Cassa Forense mette a disposizione dei propri iscritti diverse misure di welfare, tra cui contributi economici destinati a coprire le spese per l’ospitalità in case di riposo o istituti di ricovero. Questo tipo di sostegno è pensato per aiutare gli avvocati e i loro familiari in momenti di particolare necessità, alleggerendo il carico economico legato all’assistenza a lungo termine per anziani, malati cronici o lungodegenti.
Come funzionano i contributi per l’assistenza
Il sostegno economico viene erogato attraverso la partecipazione a specifici bandi che Cassa Forense pubblica periodicamente. Ogni bando definisce i fondi stanziati, i requisiti di accesso, l’entità del contributo e le scadenze per la presentazione delle domande. L’obiettivo è fornire un aiuto concreto per il pagamento delle rette di ricovero in strutture pubbliche o private qualificate.

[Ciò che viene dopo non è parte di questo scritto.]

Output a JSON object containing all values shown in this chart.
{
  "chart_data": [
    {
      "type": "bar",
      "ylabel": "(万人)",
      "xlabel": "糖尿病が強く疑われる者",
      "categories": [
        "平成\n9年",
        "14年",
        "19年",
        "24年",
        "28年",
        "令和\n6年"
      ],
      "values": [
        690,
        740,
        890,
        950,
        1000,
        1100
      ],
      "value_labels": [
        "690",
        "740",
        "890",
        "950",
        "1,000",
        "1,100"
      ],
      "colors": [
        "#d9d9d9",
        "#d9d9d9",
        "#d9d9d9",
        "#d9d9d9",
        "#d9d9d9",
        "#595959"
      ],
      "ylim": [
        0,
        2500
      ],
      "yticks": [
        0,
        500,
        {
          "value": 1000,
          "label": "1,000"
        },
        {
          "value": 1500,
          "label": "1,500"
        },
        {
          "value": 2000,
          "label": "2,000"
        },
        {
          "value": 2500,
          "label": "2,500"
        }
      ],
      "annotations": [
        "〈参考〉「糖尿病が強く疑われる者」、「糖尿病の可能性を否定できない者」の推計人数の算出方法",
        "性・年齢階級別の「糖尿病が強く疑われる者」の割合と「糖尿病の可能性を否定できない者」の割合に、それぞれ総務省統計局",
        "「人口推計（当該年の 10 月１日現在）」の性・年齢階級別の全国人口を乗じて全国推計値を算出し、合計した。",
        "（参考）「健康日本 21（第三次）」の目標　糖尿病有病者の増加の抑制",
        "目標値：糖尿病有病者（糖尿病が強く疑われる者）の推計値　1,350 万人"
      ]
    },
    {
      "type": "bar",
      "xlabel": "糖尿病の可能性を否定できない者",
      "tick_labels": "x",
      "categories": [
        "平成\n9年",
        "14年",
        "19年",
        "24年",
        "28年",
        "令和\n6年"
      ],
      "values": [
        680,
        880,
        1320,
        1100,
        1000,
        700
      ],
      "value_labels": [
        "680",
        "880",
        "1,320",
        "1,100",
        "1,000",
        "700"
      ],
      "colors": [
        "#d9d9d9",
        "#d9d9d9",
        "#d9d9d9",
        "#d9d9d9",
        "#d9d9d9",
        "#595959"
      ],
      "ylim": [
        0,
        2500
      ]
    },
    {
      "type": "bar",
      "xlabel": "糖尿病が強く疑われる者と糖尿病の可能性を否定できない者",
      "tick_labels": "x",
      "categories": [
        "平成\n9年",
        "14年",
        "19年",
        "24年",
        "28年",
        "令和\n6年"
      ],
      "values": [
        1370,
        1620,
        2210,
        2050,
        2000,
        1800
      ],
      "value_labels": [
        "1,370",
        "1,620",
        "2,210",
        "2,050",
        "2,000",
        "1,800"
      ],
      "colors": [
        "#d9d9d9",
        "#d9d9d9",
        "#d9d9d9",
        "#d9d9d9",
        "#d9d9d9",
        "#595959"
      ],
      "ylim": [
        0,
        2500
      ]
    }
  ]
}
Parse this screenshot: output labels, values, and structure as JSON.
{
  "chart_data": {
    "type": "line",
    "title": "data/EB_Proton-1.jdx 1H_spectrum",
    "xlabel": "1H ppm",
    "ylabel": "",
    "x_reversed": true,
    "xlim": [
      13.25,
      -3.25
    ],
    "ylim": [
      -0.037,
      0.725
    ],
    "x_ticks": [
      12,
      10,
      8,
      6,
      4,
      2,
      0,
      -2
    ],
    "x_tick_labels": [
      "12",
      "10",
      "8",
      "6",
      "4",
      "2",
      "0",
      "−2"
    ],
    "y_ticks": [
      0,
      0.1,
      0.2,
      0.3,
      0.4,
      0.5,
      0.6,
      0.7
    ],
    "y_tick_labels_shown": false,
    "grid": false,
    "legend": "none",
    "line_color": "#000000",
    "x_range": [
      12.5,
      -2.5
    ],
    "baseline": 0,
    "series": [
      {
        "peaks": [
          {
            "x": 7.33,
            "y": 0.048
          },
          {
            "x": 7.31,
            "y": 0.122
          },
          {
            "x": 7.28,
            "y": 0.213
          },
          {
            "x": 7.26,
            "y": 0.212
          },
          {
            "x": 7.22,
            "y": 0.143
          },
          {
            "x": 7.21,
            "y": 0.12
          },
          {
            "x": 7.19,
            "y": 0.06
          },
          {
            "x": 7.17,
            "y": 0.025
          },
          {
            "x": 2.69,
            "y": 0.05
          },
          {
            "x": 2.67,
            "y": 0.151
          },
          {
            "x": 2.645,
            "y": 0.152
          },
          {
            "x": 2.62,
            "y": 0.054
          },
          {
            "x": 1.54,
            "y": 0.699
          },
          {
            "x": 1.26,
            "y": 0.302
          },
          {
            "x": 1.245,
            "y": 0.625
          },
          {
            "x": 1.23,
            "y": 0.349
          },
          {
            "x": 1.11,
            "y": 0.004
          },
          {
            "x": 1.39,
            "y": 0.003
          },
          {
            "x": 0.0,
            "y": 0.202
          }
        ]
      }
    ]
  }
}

A chi sono rivolti i contributi
I destinatari di queste misure di assistenza sono generalmente gli avvocati che si trovano in determinate condizioni professionali e personali. Sebbene i requisiti possano variare da un bando all’altro, i beneficiari tipici includono:
- Avvocati iscritti alla Cassa, anche se il procedimento di iscrizione è ancora in corso.
- Professionisti che non siano stati sospesi o cancellati dall’Albo.
- Titolari di trattamenti di pensione erogati direttamente dalla Cassa.
È importante notare che spesso vengono esclusi coloro che già beneficiano di coperture assicurative specifiche per la non autosufficienza (Long Term Care – LTC), per evitare la sovrapposizione di tutele.
Requisiti e importi: un esempio pratico
Per comprendere meglio i criteri di accesso, possiamo fare riferimento a un bando passato come esempio. I requisiti richiesti solitamente includono:
- Regolarità contributiva: Essere in regola con l’invio delle comunicazioni reddituali alla Cassa (Modello 5) per tutto il periodo di iscrizione.
- Effettivo ricovero: Aver dimorato nell’anno di riferimento del bando presso una casa di riposo, un istituto di ricovero o una struttura equiparata.
- Spesa a carico: Aver sostenuto direttamente i costi della retta, senza aver ricevuto rimborsi totali o parziali da parte di altri enti.
L’importo del contributo è variabile e viene stabilito da ogni singolo bando. Ad esempio, in passato è stato previsto un contributo massimo di circa 8.000 euro per un ricovero di un’intera annualità, riproporzionato in caso di periodi più brevi.
La procedura per presentare la domanda
La richiesta di contributo deve essere presentata seguendo le modalità indicate nel bando, che di solito prevedono l’invio di un apposito modulo tramite posta raccomandata A/R o Posta Elettronica Certificata (PEC). È fondamentale rispettare la data di scadenza, pena l’inammissibilità della domanda.
Documentazione richiesta
Alla domanda va allegata una serie di documenti per attestare il possesso dei requisiti. La documentazione tipicamente richiesta comprende:
- Copia del documento d’identità del richiedente.
- Certificato di stato di famiglia.
- Documentazione che attesti il periodo di ricovero e il pagamento delle rette.
- Autocertificazione che dichiari che la spesa è a totale carico del beneficiario e non soggetta ad altri rimborsi.
I contributi vengono assegnati stilando una graduatoria, formata solitamente con un criterio inversamente proporzionale al reddito del nucleo familiare, per dare priorità a chi si trova in condizioni economiche più svantaggiate.
Consigli pratici per gli avvocati
Per non perdere queste opportunità di sostegno, è consigliabile adottare alcune buone pratiche:
- Monitorare il sito di Cassa Forense: Consultare regolarmente la sezione “Bandi” o “Welfare” del sito ufficiale dell’ente è il modo più sicuro per essere informati sulla pubblicazione di nuove misure.
- Rispettare le scadenze: I termini per la presentazione delle domande sono perentori.
- Preparare i documenti in anticipo: Raccogliere per tempo tutta la documentazione necessaria (fatture, ricevute, certificati) può semplificare la compilazione della domanda.
- Verificare la propria posizione: Assicurarsi di essere in regola con gli adempimenti contributivi e dichiarativi è un requisito essenziale per accedere a quasi tutte le prestazioni assistenziali.